I didn't keep up my promise to write since my last post eight months ago. Even as I typed the first sentence of this post, I backed up and rewrote it.
A couple of conversations over the past few days have made the voice in my head louder: "Write. Just write. Don't overthink it. Just write."
I thought of my Television lecturer in my final years of Journalism - "Where there are people, there are stories." My three years in South Korea are proof of that. I'd find writing inspiration just from my walk from the school I worked at to my apartment.
What is compelling me to write now - after quite a hiatus - is not stories of people, but stories that have been with me over the past few years. Stories that have lived in my head, but most importantly in my heart.

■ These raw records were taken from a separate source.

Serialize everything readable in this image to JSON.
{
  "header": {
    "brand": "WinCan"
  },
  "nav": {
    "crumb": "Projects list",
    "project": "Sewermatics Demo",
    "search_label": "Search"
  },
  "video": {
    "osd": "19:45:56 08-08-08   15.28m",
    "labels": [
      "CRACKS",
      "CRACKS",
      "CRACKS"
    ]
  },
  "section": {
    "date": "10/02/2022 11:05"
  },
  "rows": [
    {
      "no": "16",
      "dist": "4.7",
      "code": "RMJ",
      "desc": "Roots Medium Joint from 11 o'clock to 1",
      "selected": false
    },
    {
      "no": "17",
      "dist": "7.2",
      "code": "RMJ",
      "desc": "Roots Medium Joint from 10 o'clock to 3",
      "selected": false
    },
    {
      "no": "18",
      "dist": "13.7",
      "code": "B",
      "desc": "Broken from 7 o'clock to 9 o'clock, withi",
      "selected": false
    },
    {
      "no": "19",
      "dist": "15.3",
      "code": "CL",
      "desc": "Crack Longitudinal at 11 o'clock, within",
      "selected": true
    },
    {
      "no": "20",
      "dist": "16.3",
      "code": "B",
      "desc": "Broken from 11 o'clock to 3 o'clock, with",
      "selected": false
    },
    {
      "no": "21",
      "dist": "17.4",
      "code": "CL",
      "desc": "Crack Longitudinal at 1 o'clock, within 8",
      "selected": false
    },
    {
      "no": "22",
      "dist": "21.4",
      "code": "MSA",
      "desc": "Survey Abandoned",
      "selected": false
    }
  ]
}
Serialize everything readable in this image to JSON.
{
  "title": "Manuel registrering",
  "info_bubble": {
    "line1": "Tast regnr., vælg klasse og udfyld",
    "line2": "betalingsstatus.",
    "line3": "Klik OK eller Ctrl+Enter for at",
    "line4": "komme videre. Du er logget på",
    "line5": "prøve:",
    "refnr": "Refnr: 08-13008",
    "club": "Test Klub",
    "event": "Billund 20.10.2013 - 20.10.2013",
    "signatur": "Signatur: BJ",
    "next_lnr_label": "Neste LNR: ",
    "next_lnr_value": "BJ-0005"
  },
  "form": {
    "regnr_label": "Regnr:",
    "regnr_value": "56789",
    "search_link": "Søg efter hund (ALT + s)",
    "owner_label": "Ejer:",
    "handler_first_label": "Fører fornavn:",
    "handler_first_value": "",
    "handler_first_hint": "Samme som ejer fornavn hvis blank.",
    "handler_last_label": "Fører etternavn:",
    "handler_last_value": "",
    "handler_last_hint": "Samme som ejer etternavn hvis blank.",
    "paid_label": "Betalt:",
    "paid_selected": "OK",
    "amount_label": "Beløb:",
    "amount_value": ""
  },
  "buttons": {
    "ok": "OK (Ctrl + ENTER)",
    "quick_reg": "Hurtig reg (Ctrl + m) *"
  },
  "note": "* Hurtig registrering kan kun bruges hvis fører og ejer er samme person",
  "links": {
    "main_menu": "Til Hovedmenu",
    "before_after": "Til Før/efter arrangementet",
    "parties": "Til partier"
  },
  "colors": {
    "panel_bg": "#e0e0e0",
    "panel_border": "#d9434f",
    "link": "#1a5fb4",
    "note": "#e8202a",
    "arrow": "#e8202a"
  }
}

As I wrote in my last post, I have written tidbits on my social media pages. However, ironically, I wrote that because I have been offline from all social media since September last year. The reason is two-fold. The first is because I was starting to realise that I was playing the comparison game. Comparing people online to myself... which is, even when I read that, is simply ridiculous.

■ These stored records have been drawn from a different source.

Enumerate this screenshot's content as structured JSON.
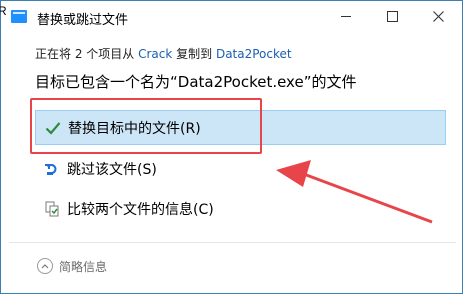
{
  "titlebar": {
    "title": "替换或跳过文件",
    "edge_char": "R"
  },
  "dialog": {
    "source": {
      "prefix": "正在将 2 个项目从 ",
      "from": "Crack",
      "middle": " 复制到 ",
      "to": "Data2Pocket"
    },
    "heading": "目标已包含一个名为“Data2Pocket.exe”的文件",
    "options": {
      "replace": "替换目标中的文件(R)",
      "skip": "跳过该文件(S)",
      "compare": "比较两个文件的信息(C)"
    },
    "footer": {
      "details": "简略信息"
    }
  },
  "colors": {
    "accent": "#1a5fb4",
    "selected_bg": "#cde6f7",
    "annotation": "#e8454a",
    "check": "#2e8b3a"
  }
}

I compared their skin, hair, eyebrows, teeth, and body to my own.
Please don't come at me because I said these words to my doctor last year in August: "I'm an educated woman and I know that they're filters, but I still find myself comparing my own body to theirs." Sometimes it wasn't even about the filters, but about the confidence that they had to vlog and express their opinion.

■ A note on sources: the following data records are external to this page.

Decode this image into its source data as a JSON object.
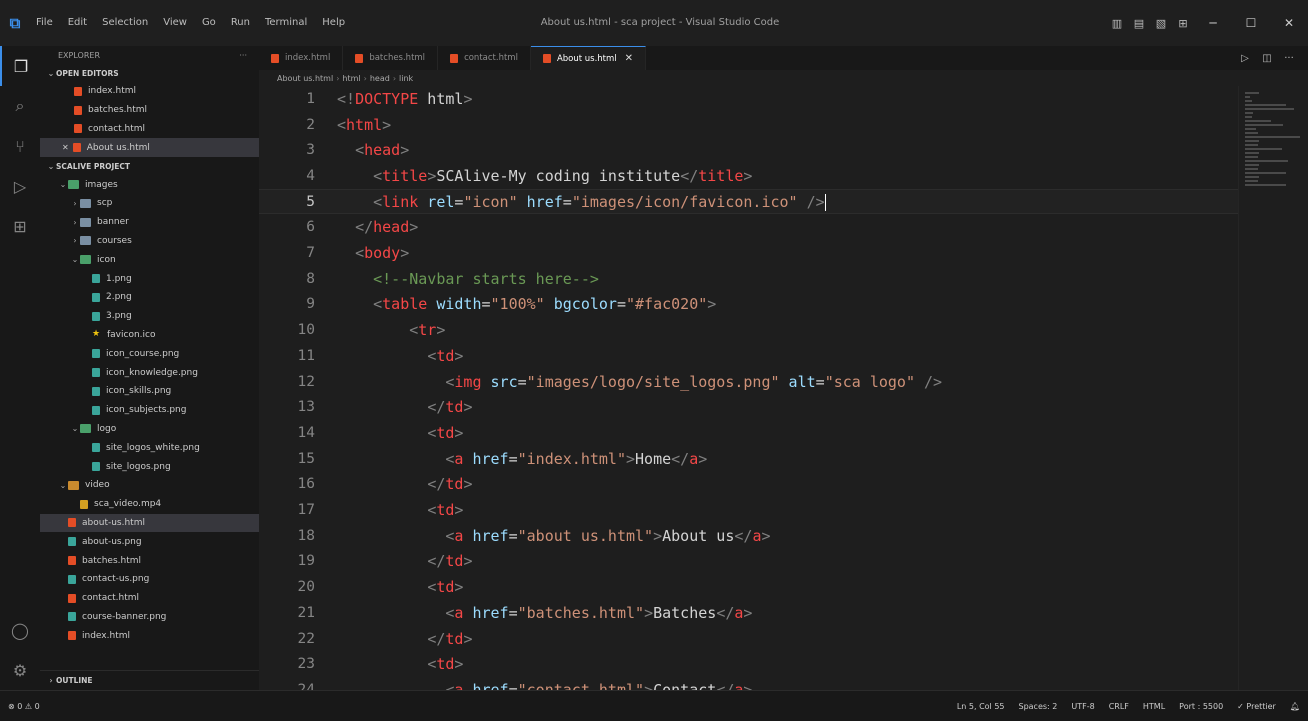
{
  "window": {
    "app_logo": "vscode-logo-icon",
    "title": "About us.html - sca project - Visual Studio Code",
    "menu": [
      "File",
      "Edit",
      "Selection",
      "View",
      "Go",
      "Run",
      "Terminal",
      "Help"
    ]
  },
  "activity_bar": {
    "icons": [
      "explorer-icon",
      "search-icon",
      "source-control-icon",
      "run-debug-icon",
      "extensions-icon"
    ],
    "bottom_icons": [
      "accounts-icon",
      "manage-gear-icon"
    ]
  },
  "sidebar": {
    "header": "EXPLORER",
    "more": "···",
    "open_editors_label": "OPEN EDITORS",
    "open_editors": [
      "index.html",
      "batches.html",
      "contact.html",
      "About us.html"
    ],
    "project_label": "SCALIVE PROJECT",
    "tree": [
      {
        "name": "images",
        "type": "folder-img",
        "open": true,
        "depth": 1
      },
      {
        "name": "scp",
        "type": "folder",
        "open": false,
        "depth": 2
      },
      {
        "name": "banner",
        "type": "folder",
        "open": false,
        "depth": 2
      },
      {
        "name": "courses",
        "type": "folder",
        "open": false,
        "depth": 2
      },
      {
        "name": "icon",
        "type": "folder-img",
        "open": true,
        "depth": 2
      },
      {
        "name": "1.png",
        "type": "png",
        "depth": 3
      },
      {
        "name": "2.png",
        "type": "png",
        "depth": 3
      },
      {
        "name": "3.png",
        "type": "png",
        "depth": 3
      },
      {
        "name": "favicon.ico",
        "type": "star",
        "depth": 3
      },
      {
        "name": "icon_course.png",
        "type": "png",
        "depth": 3
      },
      {
        "name": "icon_knowledge.png",
        "type": "png",
        "depth": 3
      },
      {
        "name": "icon_skills.png",
        "type": "png",
        "depth": 3
      },
      {
        "name": "icon_subjects.png",
        "type": "png",
        "depth": 3
      },
      {
        "name": "logo",
        "type": "folder-img",
        "open": true,
        "depth": 2
      },
      {
        "name": "site_logos_white.png",
        "type": "png",
        "depth": 3
      },
      {
        "name": "site_logos.png",
        "type": "png",
        "depth": 3
      },
      {
        "name": "video",
        "type": "folder-vid",
        "open": true,
        "depth": 1
      },
      {
        "name": "sca_video.mp4",
        "type": "mp4",
        "depth": 2
      },
      {
        "name": "about-us.html",
        "type": "html",
        "depth": 1,
        "selected": true
      },
      {
        "name": "about-us.png",
        "type": "png",
        "depth": 1
      },
      {
        "name": "batches.html",
        "type": "html",
        "depth": 1
      },
      {
        "name": "contact-us.png",
        "type": "png",
        "depth": 1
      },
      {
        "name": "contact.html",
        "type": "html",
        "depth": 1
      },
      {
        "name": "course-banner.png",
        "type": "png",
        "depth": 1
      },
      {
        "name": "index.html",
        "type": "html",
        "depth": 1
      }
    ],
    "outline_label": "OUTLINE"
  },
  "tabs": [
    {
      "label": "index.html",
      "active": false
    },
    {
      "label": "batches.html",
      "active": false
    },
    {
      "label": "contact.html",
      "active": false
    },
    {
      "label": "About us.html",
      "active": true
    }
  ],
  "breadcrumbs": [
    "About us.html",
    "html",
    "head",
    "link"
  ],
  "editor": {
    "current_line": 5,
    "lines": [
      {
        "n": "1",
        "tokens": [
          [
            "p",
            "<!"
          ],
          [
            "t",
            "DOCTYPE"
          ],
          [
            "x",
            " html"
          ],
          [
            "p",
            ">"
          ]
        ]
      },
      {
        "n": "2",
        "tokens": [
          [
            "p",
            "<"
          ],
          [
            "t",
            "html"
          ],
          [
            "p",
            ">"
          ]
        ]
      },
      {
        "n": "3",
        "tokens": [
          [
            "x",
            "  "
          ],
          [
            "p",
            "<"
          ],
          [
            "t",
            "head"
          ],
          [
            "p",
            ">"
          ]
        ]
      },
      {
        "n": "4",
        "tokens": [
          [
            "x",
            "    "
          ],
          [
            "p",
            "<"
          ],
          [
            "t",
            "title"
          ],
          [
            "p",
            ">"
          ],
          [
            "x",
            "SCAlive-My coding institute"
          ],
          [
            "p",
            "</"
          ],
          [
            "t",
            "title"
          ],
          [
            "p",
            ">"
          ]
        ]
      },
      {
        "n": "5",
        "tokens": [
          [
            "x",
            "    "
          ],
          [
            "p",
            "<"
          ],
          [
            "t",
            "link"
          ],
          [
            "a",
            " rel"
          ],
          [
            "x",
            "="
          ],
          [
            "s",
            "\"icon\""
          ],
          [
            "a",
            " href"
          ],
          [
            "x",
            "="
          ],
          [
            "s",
            "\"images/icon/favicon.ico\""
          ],
          [
            "x",
            " "
          ],
          [
            "p",
            "/>"
          ]
        ]
      },
      {
        "n": "6",
        "tokens": [
          [
            "x",
            "  "
          ],
          [
            "p",
            "</"
          ],
          [
            "t",
            "head"
          ],
          [
            "p",
            ">"
          ]
        ]
      },
      {
        "n": "7",
        "tokens": [
          [
            "x",
            "  "
          ],
          [
            "p",
            "<"
          ],
          [
            "t",
            "body"
          ],
          [
            "p",
            ">"
          ]
        ]
      },
      {
        "n": "8",
        "tokens": [
          [
            "x",
            "    "
          ],
          [
            "c",
            "<!--Navbar starts here-->"
          ]
        ]
      },
      {
        "n": "9",
        "tokens": [
          [
            "x",
            "    "
          ],
          [
            "p",
            "<"
          ],
          [
            "t",
            "table"
          ],
          [
            "a",
            " width"
          ],
          [
            "x",
            "="
          ],
          [
            "s",
            "\"100%\""
          ],
          [
            "a",
            " bgcolor"
          ],
          [
            "x",
            "="
          ],
          [
            "s",
            "\"#fac020\""
          ],
          [
            "p",
            ">"
          ]
        ]
      },
      {
        "n": "10",
        "tokens": [
          [
            "x",
            "        "
          ],
          [
            "p",
            "<"
          ],
          [
            "t",
            "tr"
          ],
          [
            "p",
            ">"
          ]
        ]
      },
      {
        "n": "11",
        "tokens": [
          [
            "x",
            "          "
          ],
          [
            "p",
            "<"
          ],
          [
            "t",
            "td"
          ],
          [
            "p",
            ">"
          ]
        ]
      },
      {
        "n": "12",
        "tokens": [
          [
            "x",
            "            "
          ],
          [
            "p",
            "<"
          ],
          [
            "t",
            "img"
          ],
          [
            "a",
            " src"
          ],
          [
            "x",
            "="
          ],
          [
            "s",
            "\"images/logo/site_logos.png\""
          ],
          [
            "a",
            " alt"
          ],
          [
            "x",
            "="
          ],
          [
            "s",
            "\"sca logo\""
          ],
          [
            "x",
            " "
          ],
          [
            "p",
            "/>"
          ]
        ]
      },
      {
        "n": "13",
        "tokens": [
          [
            "x",
            "          "
          ],
          [
            "p",
            "</"
          ],
          [
            "t",
            "td"
          ],
          [
            "p",
            ">"
          ]
        ]
      },
      {
        "n": "14",
        "tokens": [
          [
            "x",
            "          "
          ],
          [
            "p",
            "<"
          ],
          [
            "t",
            "td"
          ],
          [
            "p",
            ">"
          ]
        ]
      },
      {
        "n": "15",
        "tokens": [
          [
            "x",
            "            "
          ],
          [
            "p",
            "<"
          ],
          [
            "t",
            "a"
          ],
          [
            "a",
            " href"
          ],
          [
            "x",
            "="
          ],
          [
            "s",
            "\"index.html\""
          ],
          [
            "p",
            ">"
          ],
          [
            "x",
            "Home"
          ],
          [
            "p",
            "</"
          ],
          [
            "t",
            "a"
          ],
          [
            "p",
            ">"
          ]
        ]
      },
      {
        "n": "16",
        "tokens": [
          [
            "x",
            "          "
          ],
          [
            "p",
            "</"
          ],
          [
            "t",
            "td"
          ],
          [
            "p",
            ">"
          ]
        ]
      },
      {
        "n": "17",
        "tokens": [
          [
            "x",
            "          "
          ],
          [
            "p",
            "<"
          ],
          [
            "t",
            "td"
          ],
          [
            "p",
            ">"
          ]
        ]
      },
      {
        "n": "18",
        "tokens": [
          [
            "x",
            "            "
          ],
          [
            "p",
            "<"
          ],
          [
            "t",
            "a"
          ],
          [
            "a",
            " href"
          ],
          [
            "x",
            "="
          ],
          [
            "s",
            "\"about us.html\""
          ],
          [
            "p",
            ">"
          ],
          [
            "x",
            "About us"
          ],
          [
            "p",
            "</"
          ],
          [
            "t",
            "a"
          ],
          [
            "p",
            ">"
          ]
        ]
      },
      {
        "n": "19",
        "tokens": [
          [
            "x",
            "          "
          ],
          [
            "p",
            "</"
          ],
          [
            "t",
            "td"
          ],
          [
            "p",
            ">"
          ]
        ]
      },
      {
        "n": "20",
        "tokens": [
          [
            "x",
            "          "
          ],
          [
            "p",
            "<"
          ],
          [
            "t",
            "td"
          ],
          [
            "p",
            ">"
          ]
        ]
      },
      {
        "n": "21",
        "tokens": [
          [
            "x",
            "            "
          ],
          [
            "p",
            "<"
          ],
          [
            "t",
            "a"
          ],
          [
            "a",
            " href"
          ],
          [
            "x",
            "="
          ],
          [
            "s",
            "\"batches.html\""
          ],
          [
            "p",
            ">"
          ],
          [
            "x",
            "Batches"
          ],
          [
            "p",
            "</"
          ],
          [
            "t",
            "a"
          ],
          [
            "p",
            ">"
          ]
        ]
      },
      {
        "n": "22",
        "tokens": [
          [
            "x",
            "          "
          ],
          [
            "p",
            "</"
          ],
          [
            "t",
            "td"
          ],
          [
            "p",
            ">"
          ]
        ]
      },
      {
        "n": "23",
        "tokens": [
          [
            "x",
            "          "
          ],
          [
            "p",
            "<"
          ],
          [
            "t",
            "td"
          ],
          [
            "p",
            ">"
          ]
        ]
      },
      {
        "n": "24",
        "tokens": [
          [
            "x",
            "            "
          ],
          [
            "p",
            "<"
          ],
          [
            "t",
            "a"
          ],
          [
            "a",
            " href"
          ],
          [
            "x",
            "="
          ],
          [
            "s",
            "\"contact.html\""
          ],
          [
            "p",
            ">"
          ],
          [
            "x",
            "Contact"
          ],
          [
            "p",
            "</"
          ],
          [
            "t",
            "a"
          ],
          [
            "p",
            ">"
          ]
        ]
      }
    ]
  },
  "status_bar": {
    "left": "⊗ 0 ⚠ 0",
    "cursor_position": "Ln 5, Col 55",
    "spaces": "Spaces: 2",
    "encoding": "UTF-8",
    "eol": "CRLF",
    "language": "HTML",
    "port": "Port : 5500",
    "prettier": "✓ Prettier"
  },
  "colors": {
    "accent": "#3b8eea",
    "tag": "#569cd6",
    "string": "#ce9178",
    "attribute": "#9cdcfe",
    "comment": "#6a9955"
  }
}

I used to write like crazy 20-odd years ago. I look back at some articles I'd written, and frankly, I don't know where that tenacity disappeared to. I got a lot into my own head, sharing my inner thoughts with only my inner circle. My confidence waned a bit, and I wished I were like the "influencers" who are able to tell stories, something that I always thought was a passion.
The second reason I decided to take a break from social media is because I embarked on something quite big. I am studying again. Not only am I doing a 2-year teaching degree in Dutch, I'm doing it in one year. That's a story for another day.
...but for now, I just had to write something. Whether anyone reads it or not is besides the point, but the stories living in my mind need to be told.